When I took WSU’s Ohio Government class, there was a minimal assignment called a “campaign plank.” The premise was simple: with the theme of “turn around Ohio,” turn in a paragraph or two (I told you it was minimal) during the last week of the quarter on a way to begin addressing some of the problems that Ohio faces in the new millennium. It could be any idea from any political perspective, and didn’t necessarily have to go into too much detail. Instead of getting a paragraph or two from me, the instructor got thirteen pages proposing a near-total constitutional overhaul as the result of a targeted, pro-convention ballot drive.
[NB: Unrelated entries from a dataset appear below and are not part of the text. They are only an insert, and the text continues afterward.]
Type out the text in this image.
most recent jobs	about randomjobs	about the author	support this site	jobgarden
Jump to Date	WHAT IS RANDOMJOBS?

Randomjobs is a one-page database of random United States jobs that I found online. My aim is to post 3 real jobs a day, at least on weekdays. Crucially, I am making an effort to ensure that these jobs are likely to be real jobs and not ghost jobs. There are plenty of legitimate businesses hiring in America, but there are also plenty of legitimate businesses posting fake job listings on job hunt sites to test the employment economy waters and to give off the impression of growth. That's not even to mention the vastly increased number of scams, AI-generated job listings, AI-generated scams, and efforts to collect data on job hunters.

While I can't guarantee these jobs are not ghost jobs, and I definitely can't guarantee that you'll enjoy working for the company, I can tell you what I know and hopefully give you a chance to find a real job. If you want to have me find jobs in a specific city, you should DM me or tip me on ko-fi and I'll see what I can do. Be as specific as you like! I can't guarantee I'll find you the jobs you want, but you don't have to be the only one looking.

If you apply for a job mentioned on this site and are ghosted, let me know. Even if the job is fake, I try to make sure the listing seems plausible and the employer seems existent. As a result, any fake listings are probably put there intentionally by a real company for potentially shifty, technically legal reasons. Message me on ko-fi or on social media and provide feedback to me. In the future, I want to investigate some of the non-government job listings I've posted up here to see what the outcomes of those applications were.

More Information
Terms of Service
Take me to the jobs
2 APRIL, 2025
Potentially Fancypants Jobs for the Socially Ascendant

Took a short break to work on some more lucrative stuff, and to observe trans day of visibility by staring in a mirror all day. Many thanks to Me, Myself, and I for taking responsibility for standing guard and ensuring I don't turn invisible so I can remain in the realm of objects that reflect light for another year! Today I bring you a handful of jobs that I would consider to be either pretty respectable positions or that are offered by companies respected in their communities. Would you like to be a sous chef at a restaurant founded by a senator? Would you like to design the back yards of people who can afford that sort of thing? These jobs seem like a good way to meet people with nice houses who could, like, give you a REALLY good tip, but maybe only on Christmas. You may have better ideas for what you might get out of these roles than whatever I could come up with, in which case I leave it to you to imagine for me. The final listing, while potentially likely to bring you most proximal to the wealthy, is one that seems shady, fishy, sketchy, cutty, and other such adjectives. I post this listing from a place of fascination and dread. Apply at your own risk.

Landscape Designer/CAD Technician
Granted, my suggestion went no further than the instructor’s hands, but surely I cannot be the only one in the entire state who sees this as the best solution. Will we get anything that drastic, but effective? No. What we will get is milquetoast offerings like the below proposed “commission,” from opinionators like Mike Curtin. It starts off OK, with an acknowledgement of the glaringly obvious problem, but then follows up with a half-serious suggestion for a few “tweaks,” which special interests (who would have seats at Curtin’s table) will ensure don’t run contrary to their own narrow profit motives. More of the same, in other words.
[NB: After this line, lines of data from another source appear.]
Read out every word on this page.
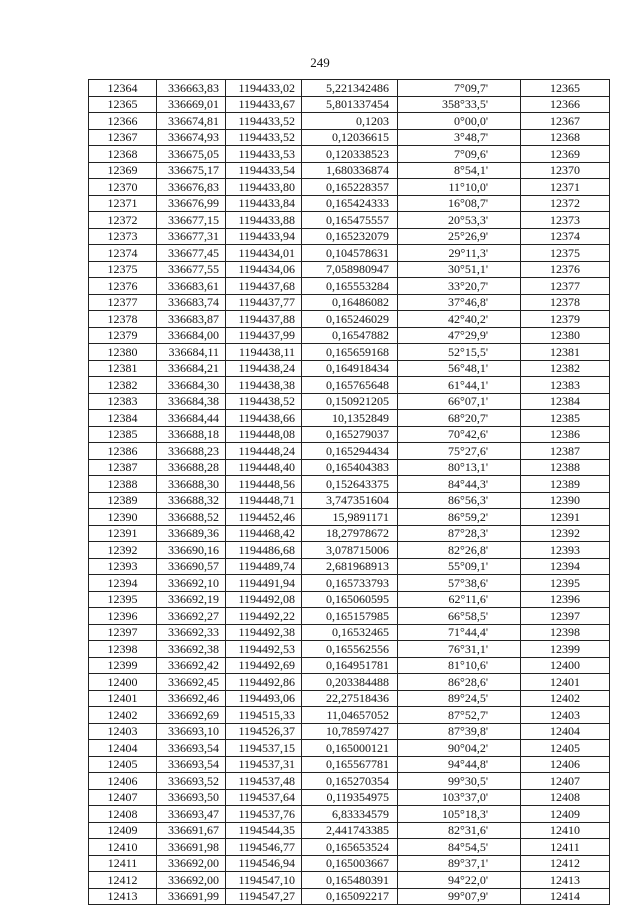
249
12364	336663,83	1194433,02	5,221342486	7°09,7'	12365
12365	336669,01	1194433,67	5,801337454	358°33,5'	12366
12366	336674,81	1194433,52	0,1203	0°00,0'	12367
12367	336674,93	1194433,52	0,12036615	3°48,7'	12368
12368	336675,05	1194433,53	0,120338523	7°09,6'	12369
12369	336675,17	1194433,54	1,680336874	8°54,1'	12370
12370	336676,83	1194433,80	0,165228357	11°10,0'	12371
12371	336676,99	1194433,84	0,165424333	16°08,7'	12372
12372	336677,15	1194433,88	0,165475557	20°53,3'	12373
12373	336677,31	1194433,94	0,165232079	25°26,9'	12374
12374	336677,45	1194434,01	0,104578631	29°11,3'	12375
12375	336677,55	1194434,06	7,058980947	30°51,1'	12376
12376	336683,61	1194437,68	0,165553284	33°20,7'	12377
12377	336683,74	1194437,77	0,16486082	37°46,8'	12378
12378	336683,87	1194437,88	0,165246029	42°40,2'	12379
12379	336684,00	1194437,99	0,16547882	47°29,9'	12380
12380	336684,11	1194438,11	0,165659168	52°15,5'	12381
12381	336684,21	1194438,24	0,164918434	56°48,1'	12382
12382	336684,30	1194438,38	0,165765648	61°44,1'	12383
12383	336684,38	1194438,52	0,150921205	66°07,1'	12384
12384	336684,44	1194438,66	10,1352849	68°20,7'	12385
12385	336688,18	1194448,08	0,165279037	70°42,6'	12386
12386	336688,23	1194448,24	0,165294434	75°27,6'	12387
12387	336688,28	1194448,40	0,165404383	80°13,1'	12388
12388	336688,30	1194448,56	0,152643375	84°44,3'	12389
12389	336688,32	1194448,71	3,747351604	86°56,3'	12390
12390	336688,52	1194452,46	15,9891171	86°59,2'	12391
12391	336689,36	1194468,42	18,27978672	87°28,3'	12392
12392	336690,16	1194486,68	3,078715006	82°26,8'	12393
12393	336690,57	1194489,74	2,681968913	55°09,1'	12394
12394	336692,10	1194491,94	0,165733793	57°38,6'	12395
12395	336692,19	1194492,08	0,165060595	62°11,6'	12396
12396	336692,27	1194492,22	0,165157985	66°58,5'	12397
12397	336692,33	1194492,38	0,16532465	71°44,4'	12398
12398	336692,38	1194492,53	0,165562556	76°31,1'	12399
12399	336692,42	1194492,69	0,164951781	81°10,6'	12400
12400	336692,45	1194492,86	0,203384488	86°28,6'	12401
12401	336692,46	1194493,06	22,27518436	89°24,5'	12402
12402	336692,69	1194515,33	11,04657052	87°52,7'	12403
12403	336693,10	1194526,37	10,78597427	87°39,8'	12404
12404	336693,54	1194537,15	0,165000121	90°04,2'	12405
12405	336693,54	1194537,31	0,165567781	94°44,8'	12406
12406	336693,52	1194537,48	0,165270354	99°30,5'	12407
12407	336693,50	1194537,64	0,119354975	103°37,0'	12408
12408	336693,47	1194537,76	6,83334579	105°18,3'	12409
12409	336691,67	1194544,35	2,441743385	82°31,6'	12410
12410	336691,98	1194546,77	0,165653524	84°54,5'	12411
12411	336692,00	1194546,94	0,165003667	89°37,1'	12412
12412	336692,00	1194547,10	0,165480391	94°22,0'	12413
12413	336691,99	1194547,27	0,165092217	99°07,9'	12414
Ohio could benefit from a state constitutional revision commission.
The state last utilized such a panel in 1971-1977. It was a success. The commission recommended 18 constitutional amendments, 15 of which were adopted by Ohio voters.
Ohio faces plentiful challenges. Some of them cannot be solved without changes in the state constitution.
Adopted in 1851, it is one of the oldest state constitutions in America and contains many antiquated provisions.
Ohio has not thoroughly examined its constitution, its basic governing document, in two generations. A new exam is overdue.
Ohio’s constitutional requirement to ask the voters this question every 20 years follows Thomas Jefferson’s maxim that each generation should have the opportunity to choose its own form of government.
Ohio has not had a constitutional convention since 1912 and doesn’t need one now. But it does need constitutional revision. [emphasis added – L.]
The 12 lawmaker members, chosen by legislative leaders, were politically balanced: six Democrats, six Republicans; six Senate members, six House members.
Those 12 chose the other 20 members, who were broadly representative of business, labor, the judiciary and academia.
Political balance is a key to success, because no proposed amendment to the Ohio Constitution will be approved by the voters without wide support.
Political balance? In this day and age? HA! Relying on that pipe dream, ladies and gentlemen, is a recipe for FAIL. The state of Ohio does indeed need a Constitutional Convention. If we don’t get one, then we will be forced to continue voting on piecemeal amendments, one after another, in every general election. Some will be valid, but many will be nothing more than bullshit wedge-issue amendments intended as get-out-the-vote measures for one party or the other. “Tweaks” won’t fix that; not on this planet, anyway.